Meditation and Science

03. Nov, 2009

At Transpersonal Dynamics, we are becoming more and more excited that science is beginning to catch up with spiritual tradition! Over 1000 peer-reviewed articles have been published in the scientific community reviewing the relationship between meditation and a decrease in the symptoms of disease or changes in the meditators mental state.  However, more recently, attention has shifted to attempting to understand how meditation works.

For example in November 2005, the Journal NeuroReport ran an article about a study that showed how 20 participants who were trained in Buddhist meditation showed increased grey matter in their brains. What is really exciting about this study, is that most of the participants only meditated 40 minutes a day! So you don’t need to shut yourself away in a cave like a hermit and study for years and meditate all day in order to gain benefits from meditation.

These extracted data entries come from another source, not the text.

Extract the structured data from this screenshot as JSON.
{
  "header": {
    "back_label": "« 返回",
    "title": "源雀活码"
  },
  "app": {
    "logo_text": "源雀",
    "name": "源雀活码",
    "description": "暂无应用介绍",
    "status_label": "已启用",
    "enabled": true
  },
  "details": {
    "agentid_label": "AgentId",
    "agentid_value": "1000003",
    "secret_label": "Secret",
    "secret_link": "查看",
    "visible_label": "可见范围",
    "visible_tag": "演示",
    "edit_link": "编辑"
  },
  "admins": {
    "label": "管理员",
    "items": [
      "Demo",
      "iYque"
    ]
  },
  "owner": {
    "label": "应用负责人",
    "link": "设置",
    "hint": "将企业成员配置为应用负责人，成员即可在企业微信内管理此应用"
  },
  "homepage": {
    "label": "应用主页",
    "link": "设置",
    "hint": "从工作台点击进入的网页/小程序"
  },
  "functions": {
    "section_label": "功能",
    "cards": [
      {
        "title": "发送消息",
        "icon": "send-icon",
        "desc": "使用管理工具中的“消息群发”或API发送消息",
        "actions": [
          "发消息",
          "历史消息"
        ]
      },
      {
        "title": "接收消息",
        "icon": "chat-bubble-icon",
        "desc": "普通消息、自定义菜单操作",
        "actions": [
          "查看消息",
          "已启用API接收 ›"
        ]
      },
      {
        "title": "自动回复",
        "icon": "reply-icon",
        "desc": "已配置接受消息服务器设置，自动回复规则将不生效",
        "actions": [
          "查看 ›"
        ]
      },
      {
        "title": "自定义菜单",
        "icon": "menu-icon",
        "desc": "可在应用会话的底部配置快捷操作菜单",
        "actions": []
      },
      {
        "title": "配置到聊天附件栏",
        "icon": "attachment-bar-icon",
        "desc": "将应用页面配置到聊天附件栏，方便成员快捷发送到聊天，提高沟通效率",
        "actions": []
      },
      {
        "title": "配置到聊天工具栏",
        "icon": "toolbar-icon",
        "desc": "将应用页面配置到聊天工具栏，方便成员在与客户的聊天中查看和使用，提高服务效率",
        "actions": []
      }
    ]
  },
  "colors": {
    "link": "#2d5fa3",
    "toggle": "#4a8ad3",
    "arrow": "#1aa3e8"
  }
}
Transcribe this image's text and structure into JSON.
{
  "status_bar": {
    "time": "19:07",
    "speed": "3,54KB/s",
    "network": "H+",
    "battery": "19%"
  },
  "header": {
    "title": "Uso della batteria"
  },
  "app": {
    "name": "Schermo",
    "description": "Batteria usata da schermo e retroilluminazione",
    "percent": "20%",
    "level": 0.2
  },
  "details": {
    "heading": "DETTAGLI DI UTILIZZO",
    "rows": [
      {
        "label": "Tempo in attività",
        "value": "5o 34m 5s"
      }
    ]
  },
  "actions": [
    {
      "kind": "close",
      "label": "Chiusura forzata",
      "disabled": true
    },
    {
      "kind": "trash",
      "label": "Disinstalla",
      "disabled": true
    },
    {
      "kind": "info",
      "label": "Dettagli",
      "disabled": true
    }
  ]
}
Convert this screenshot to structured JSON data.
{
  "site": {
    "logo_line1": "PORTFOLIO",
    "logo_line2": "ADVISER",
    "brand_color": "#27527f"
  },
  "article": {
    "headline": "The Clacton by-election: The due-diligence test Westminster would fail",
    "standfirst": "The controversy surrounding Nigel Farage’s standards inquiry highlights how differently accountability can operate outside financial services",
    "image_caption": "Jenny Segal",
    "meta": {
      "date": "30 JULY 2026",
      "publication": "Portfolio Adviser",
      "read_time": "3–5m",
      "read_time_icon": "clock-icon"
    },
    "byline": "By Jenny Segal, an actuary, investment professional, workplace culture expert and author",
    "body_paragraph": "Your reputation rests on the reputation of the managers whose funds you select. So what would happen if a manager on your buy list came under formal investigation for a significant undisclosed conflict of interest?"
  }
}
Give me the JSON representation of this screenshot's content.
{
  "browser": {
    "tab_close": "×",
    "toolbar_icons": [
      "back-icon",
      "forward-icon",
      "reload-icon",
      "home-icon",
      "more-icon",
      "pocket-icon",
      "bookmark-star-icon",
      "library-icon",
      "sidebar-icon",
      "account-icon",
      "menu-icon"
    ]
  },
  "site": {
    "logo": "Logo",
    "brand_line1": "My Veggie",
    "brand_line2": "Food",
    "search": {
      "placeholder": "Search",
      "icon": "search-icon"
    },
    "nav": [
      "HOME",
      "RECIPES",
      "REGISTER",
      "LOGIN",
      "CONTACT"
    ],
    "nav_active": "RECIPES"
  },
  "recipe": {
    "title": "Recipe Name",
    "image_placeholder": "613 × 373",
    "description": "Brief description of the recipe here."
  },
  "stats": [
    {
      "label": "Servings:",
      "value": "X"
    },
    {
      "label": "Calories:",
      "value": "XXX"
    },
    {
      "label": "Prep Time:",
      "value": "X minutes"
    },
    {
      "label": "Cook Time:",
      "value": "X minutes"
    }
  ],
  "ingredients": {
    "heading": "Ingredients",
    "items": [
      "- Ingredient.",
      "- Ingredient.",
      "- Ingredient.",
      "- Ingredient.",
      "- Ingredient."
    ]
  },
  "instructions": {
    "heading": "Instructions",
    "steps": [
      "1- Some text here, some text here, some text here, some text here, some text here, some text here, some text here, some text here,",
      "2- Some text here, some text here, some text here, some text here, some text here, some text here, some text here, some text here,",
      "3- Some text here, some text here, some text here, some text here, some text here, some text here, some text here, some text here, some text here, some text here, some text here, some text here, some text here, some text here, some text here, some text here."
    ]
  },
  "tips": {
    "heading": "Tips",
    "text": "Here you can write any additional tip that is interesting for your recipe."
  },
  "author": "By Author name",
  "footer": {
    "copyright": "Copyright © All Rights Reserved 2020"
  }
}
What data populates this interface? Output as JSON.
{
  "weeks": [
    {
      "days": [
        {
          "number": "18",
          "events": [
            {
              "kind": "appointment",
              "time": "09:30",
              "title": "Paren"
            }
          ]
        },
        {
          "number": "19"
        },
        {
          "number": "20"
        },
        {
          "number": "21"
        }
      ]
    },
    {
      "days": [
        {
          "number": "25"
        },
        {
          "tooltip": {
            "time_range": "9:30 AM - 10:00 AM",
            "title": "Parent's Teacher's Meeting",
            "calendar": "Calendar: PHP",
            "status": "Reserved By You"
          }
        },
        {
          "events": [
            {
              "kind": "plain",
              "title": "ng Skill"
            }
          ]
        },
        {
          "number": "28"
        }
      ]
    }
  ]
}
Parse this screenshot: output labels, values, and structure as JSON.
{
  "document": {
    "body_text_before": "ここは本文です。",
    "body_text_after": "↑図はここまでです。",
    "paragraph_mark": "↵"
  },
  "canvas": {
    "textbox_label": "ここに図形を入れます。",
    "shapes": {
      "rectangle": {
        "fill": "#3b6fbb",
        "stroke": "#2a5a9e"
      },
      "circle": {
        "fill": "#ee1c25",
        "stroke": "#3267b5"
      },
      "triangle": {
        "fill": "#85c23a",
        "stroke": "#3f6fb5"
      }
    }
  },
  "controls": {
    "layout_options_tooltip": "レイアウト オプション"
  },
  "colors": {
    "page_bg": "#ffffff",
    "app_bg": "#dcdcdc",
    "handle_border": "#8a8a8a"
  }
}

Studies at Harvard Medical School, Yale, and MIT, have used MRI scanning to find out what happened in meditators’ brains during meditation. They discovered that meditation generates activity in those sections of the brain that are responsible for the autonomic nervous system, the part of the brain that governance processes such as digestion and blood pressure. As the autonomic nervous system is also responsible for our response to stress this sheds some light on how meditation helps to relieve stress related conditions.

A group of researchers at UCLA also used MRI scans to look at the brains of meditators and in the Journal Neuroimage in May 2009 report that meditators showed a significant increase in the volume of the hippocampus, the orbito-frontal cortex and the thalamus, all regions of the brain that, amongst other things, regulate our emotions.

When science begins to explore new areas, they love to invent new terminology and there is now a new field of study called Neurotheology that seeks to quantify spiritual experiences and to understand what happens to the brain during and after periods of meditation, amongst other things. Research has shown that prolonged practice of meditation has even greater benefits.  People who have meditated for a long time appear to be able to produce gamma waves which are the brainwaves associated with the brain making and new circuits.